Billy Eichner, comedian, Funny or Die’s Billy on the Street
Alfred Hitchcock never won an Oscar, but you know who has? Melissa Etheridge. Have a nice day.
Tim Dirks, founder, Filmsite.org
Among the 10 films nominated for Best Picture in 1942, there were two stand-outs: The Maltese Falcon and Citizen Kane, Orson Welles’s first feature film, generally acknowledged by critics and film fans as the greatest film ever made. However, the top prize went to John Ford’s sentimental How Green Was My Valley, about a Welsh mining town and family at the turn of the century.
Victoria Wilson, publishing executive, editor, and author, A Life of Barbara Stanwyck
More of a miss than the biggest mistake: the 1945 awards for Best Picture and Best Adapted Screenplay going to Leo McCarey’s Going My Way instead of Billy Wilder’s Double Indemnity, with its near-perfect script, co-written by Raymond Chandler, of murder and soul corruption. America and the Academy, stretched taut by wartime trauma and death, wanted warmth, humanity, and tradition. Not much seemed human about Double Indemnity except the heat of Phyllis Dietrichson’s ankle bracelet, and even that was made of metal.
Owen Gleiberman, film critic, Entertainment Weekly
The Academy Awards must live in eternal shame for the legendarily awful 1989 musical number that paired Rob Lowe and Snow White (together again!).
Laurie Jacobson, Hollywood historian, writer/producer, and author, Dishing Hollywood
Judy Garland was front-runner for her spectacular performance in A Star is Born in 1955, but she’d made trouble for the studios and the nod went to Grace Kelly for The Country Girl.
Peter Biskind, film historian, writer
The Academy has never figured out how to manage foreign films. Last time around, it gave the cold shoulder to a handful of the best: Asghar Farhadi’s The Past, one of this year’s greatest films, as well as Bethlehem, Gloria, and Wadjda.
Richard Brody, movie-listings editor, The New Yorker
By limiting Foreign Language Film nominees to one to a country and granting each country’s official commission the power to choose its nominee, the Academy defers to repressive governments’ exclusion of movies by dissident filmmakers. For instance, the Iranian director Jafar Panahi made the superb This Is Not a Film clandestinely in 2011 while under house arrest; it was snuck out of the country on a flash drive hidden in a birthday cake. Needless to say, Iran didn’t nominate it.

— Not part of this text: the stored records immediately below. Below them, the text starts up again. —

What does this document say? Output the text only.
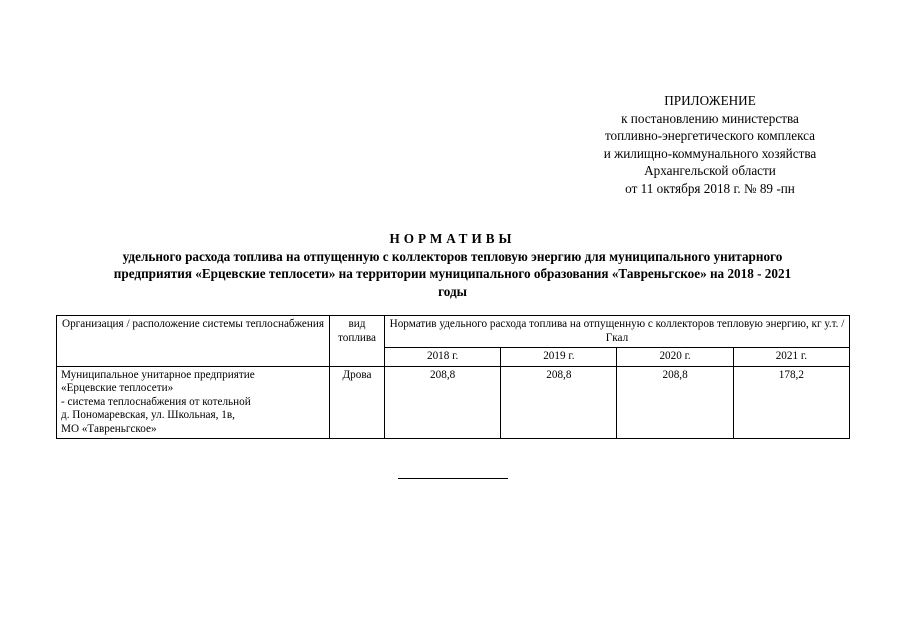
ПРИЛОЖЕНИЕ
к постановлению министерства
топливно-энергетического комплекса
и жилищно-коммунального хозяйства
Архангельской области
от 11 октября 2018 г. № 89 -пн
НОРМАТИВЫ
удельного расхода топлива на отпущенную с коллекторов тепловую энергию для муниципального унитарного
предприятия «Ерцевские теплосети» на территории муниципального образования «Тавреньгское» на 2018 - 2021
годы
Организация / расположение системы теплоснабжения	вид топлива	Норматив удельного расхода топлива на отпущенную с коллекторов тепловую энергию, кг у.т. /Гкал			
		2018 г.	2019 г.	2020 г.	2021 г.

Муниципальное унитарное предприятие
«Ерцевские теплосети»
- система теплоснабжения от котельной
д. Пономаревская, ул. Школьная, 1в,
МО «Тавреньгское»	Дрова	208,8	208,8	208,8	178,2
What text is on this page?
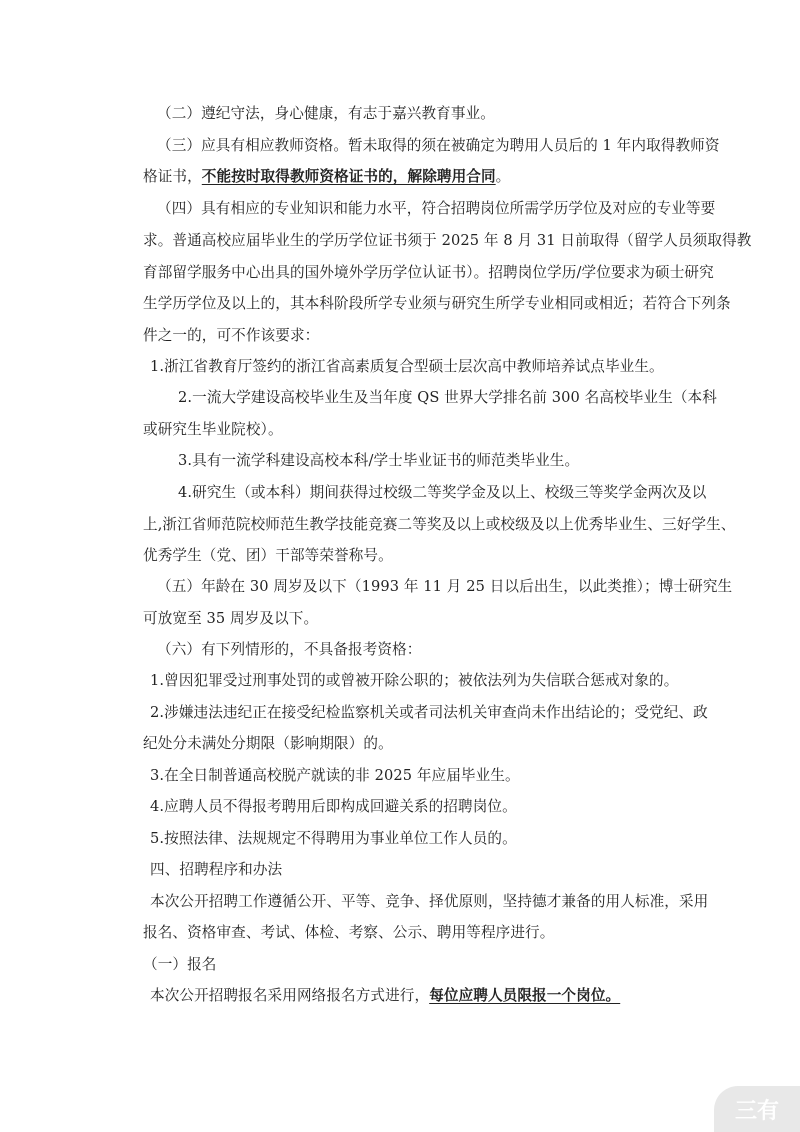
（二）遵纪守法，身心健康，有志于嘉兴教育事业。
（三）应具有相应教师资格。暂未取得的须在被确定为聘用人员后的 1 年内取得教师资
格证书，不能按时取得教师资格证书的，解除聘用合同。
（四）具有相应的专业知识和能力水平，符合招聘岗位所需学历学位及对应的专业等要
求。普通高校应届毕业生的学历学位证书须于 2025 年 8 月 31 日前取得（留学人员须取得教
育部留学服务中心出具的国外境外学历学位认证书）。招聘岗位学历/学位要求为硕士研究
生学历学位及以上的，其本科阶段所学专业须与研究生所学专业相同或相近；若符合下列条
件之一的，可不作该要求：
1.浙江省教育厅签约的浙江省高素质复合型硕士层次高中教师培养试点毕业生。
2.一流大学建设高校毕业生及当年度 QS 世界大学排名前 300 名高校毕业生（本科
或研究生毕业院校）。
3.具有一流学科建设高校本科/学士毕业证书的师范类毕业生。
4.研究生（或本科）期间获得过校级二等奖学金及以上、校级三等奖学金两次及以
上,浙江省师范院校师范生教学技能竞赛二等奖及以上或校级及以上优秀毕业生、三好学生、
优秀学生（党、团）干部等荣誉称号。
（五）年龄在 30 周岁及以下（1993 年 11 月 25 日以后出生，以此类推）；博士研究生
可放宽至 35 周岁及以下。
（六）有下列情形的，不具备报考资格：
1.曾因犯罪受过刑事处罚的或曾被开除公职的；被依法列为失信联合惩戒对象的。
2.涉嫌违法违纪正在接受纪检监察机关或者司法机关审查尚未作出结论的；受党纪、政
纪处分未满处分期限（影响期限）的。
3.在全日制普通高校脱产就读的非 2025 年应届毕业生。
4.应聘人员不得报考聘用后即构成回避关系的招聘岗位。
5.按照法律、法规规定不得聘用为事业单位工作人员的。
四、招聘程序和办法
本次公开招聘工作遵循公开、平等、竞争、择优原则，坚持德才兼备的用人标准，采用
报名、资格审查、考试、体检、考察、公示、聘用等程序进行。
（一）报名
本次公开招聘报名采用网络报名方式进行，每位应聘人员限报一个岗位。
三有
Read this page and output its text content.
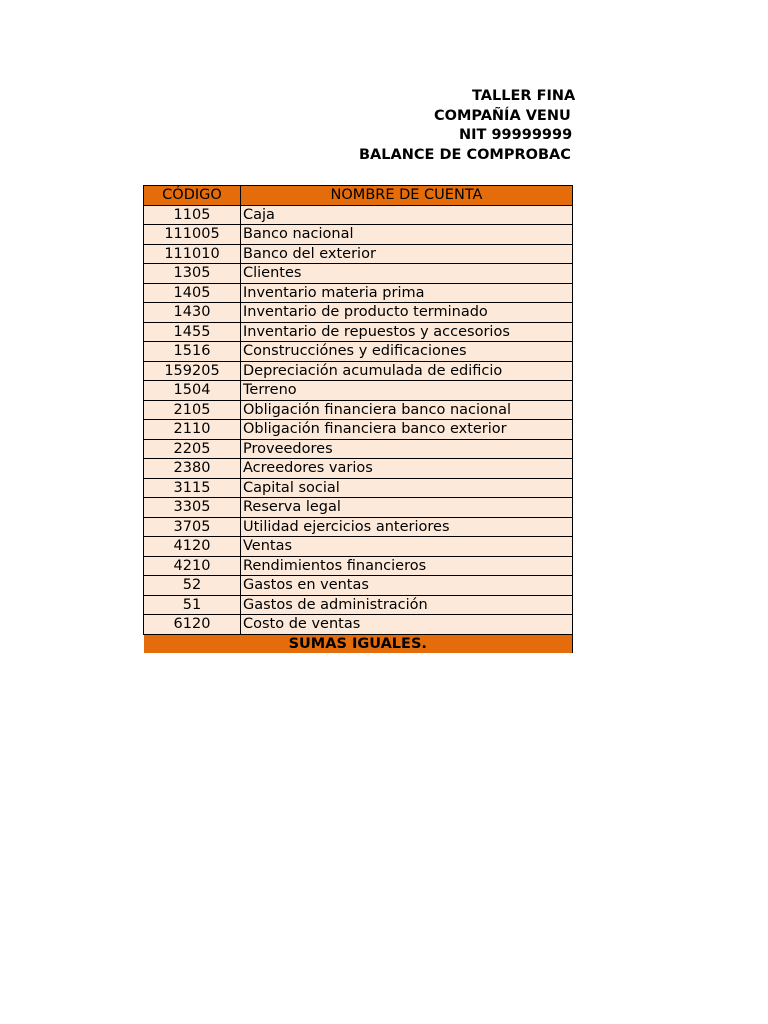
TALLER FINA
COMPAÑÍA VENU
NIT 99999999
BALANCE DE COMPROBAC
CÓDIGO	NOMBRE DE CUENTA
1105	Caja
111005	Banco nacional
111010	Banco del exterior
1305	Clientes
1405	Inventario materia prima
1430	Inventario de producto terminado
1455	Inventario de repuestos y accesorios
1516	Construcciónes y edificaciones
159205	Depreciación acumulada de edificio
1504	Terreno
2105	Obligación financiera banco nacional
2110	Obligación financiera banco exterior
2205	Proveedores
2380	Acreedores varios
3115	Capital social
3305	Reserva legal
3705	Utilidad ejercicios anteriores
4120	Ventas
4210	Rendimientos financieros
52	Gastos en ventas
51	Gastos de administración
6120	Costo de ventas
SUMAS IGUALES.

William Mann, Hollywood historian
How Green Was My Valley over Citizen Kane. Forrest Gump over Pulp Fiction. Crash over Brokeback Mountain. The King's Speech over The Social Network. Grace Kelly in The Country Girl over Judy Garland in A Star is Born. And nothing, zip, nada, except an honorary bone, to Alfred Hitchcock.
Nell Minow, film critic, Beliefnet
The Academy's biggest mistake every year is overlooking terrific films and performances, even movies with enthusiastic responses from critics and audience members, because members vote only for the small number of films supported by expensive studio campaigns, with DVDs, special screenings, and "For Your Consideration" ads.